Phantom Electrons in Mesoporous Nanocrystalline SnO2 Thin Films with Cation-Dependent Reduction Onsets

Mesoporous thin films comprised of similar to 15 nm diameter SnO2 nanocrystallites were synthesized and characterized in acetonitrile electrolytes by electrochemical and spectroscopic techniques. Spectroelectrochemical reduction of the thin films resulted in broad, non-superimposable UV/vis absorption changes. Simultaneous analysis of potential-dependent spectra, by a process termed potential associated spectra, resulted in the identification of three unique absorption spectra for reduced SnO2, while only one spectrum was identified for TiO2. Reduction of SnO2 resulted in the appearance of (1) a broad absorption that spans across the visible and near-IR regions, (2) a blue-shifted fundamental absorption, and (3) an absorption band in the blue region.

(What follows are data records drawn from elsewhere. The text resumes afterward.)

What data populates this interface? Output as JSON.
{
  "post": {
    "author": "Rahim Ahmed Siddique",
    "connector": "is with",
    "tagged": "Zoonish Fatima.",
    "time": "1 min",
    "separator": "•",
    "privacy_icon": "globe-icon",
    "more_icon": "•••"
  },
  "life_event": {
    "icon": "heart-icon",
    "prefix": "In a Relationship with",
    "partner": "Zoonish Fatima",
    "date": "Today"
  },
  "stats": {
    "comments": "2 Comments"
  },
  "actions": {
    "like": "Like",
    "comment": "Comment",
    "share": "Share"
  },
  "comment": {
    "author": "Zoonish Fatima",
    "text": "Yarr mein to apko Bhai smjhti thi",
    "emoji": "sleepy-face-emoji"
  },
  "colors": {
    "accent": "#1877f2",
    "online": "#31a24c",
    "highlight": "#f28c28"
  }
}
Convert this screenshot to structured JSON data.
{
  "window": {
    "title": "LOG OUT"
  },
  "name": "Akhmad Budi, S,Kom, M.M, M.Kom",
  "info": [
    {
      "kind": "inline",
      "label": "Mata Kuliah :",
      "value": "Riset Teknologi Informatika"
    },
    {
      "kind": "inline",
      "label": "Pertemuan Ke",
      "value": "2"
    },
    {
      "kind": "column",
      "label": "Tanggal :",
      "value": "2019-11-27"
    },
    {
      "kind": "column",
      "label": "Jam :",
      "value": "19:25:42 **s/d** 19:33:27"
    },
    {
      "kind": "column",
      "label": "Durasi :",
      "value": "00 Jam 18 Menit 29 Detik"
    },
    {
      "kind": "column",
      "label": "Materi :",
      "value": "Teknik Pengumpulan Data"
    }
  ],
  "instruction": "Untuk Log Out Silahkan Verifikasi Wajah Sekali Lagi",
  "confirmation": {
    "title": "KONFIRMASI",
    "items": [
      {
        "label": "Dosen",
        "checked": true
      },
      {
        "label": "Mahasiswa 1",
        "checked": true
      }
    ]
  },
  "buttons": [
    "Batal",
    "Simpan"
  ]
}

The absorption onsets were dependent on the electrolyte cation, present as the perchlorate salt of Li+, Na+, Mg2+, Ca2+, and TBA(+), where TBA(+) is tetrabutylammonium. Correlations between the charge within the thin film and the absorbance intensity revealed that significant charge was transferred to SnO2 films before significant visible color changes were observed. This suggested the presence of electrons within the SnO2 thin films that did not absorb visible light and were termed phantom electrons.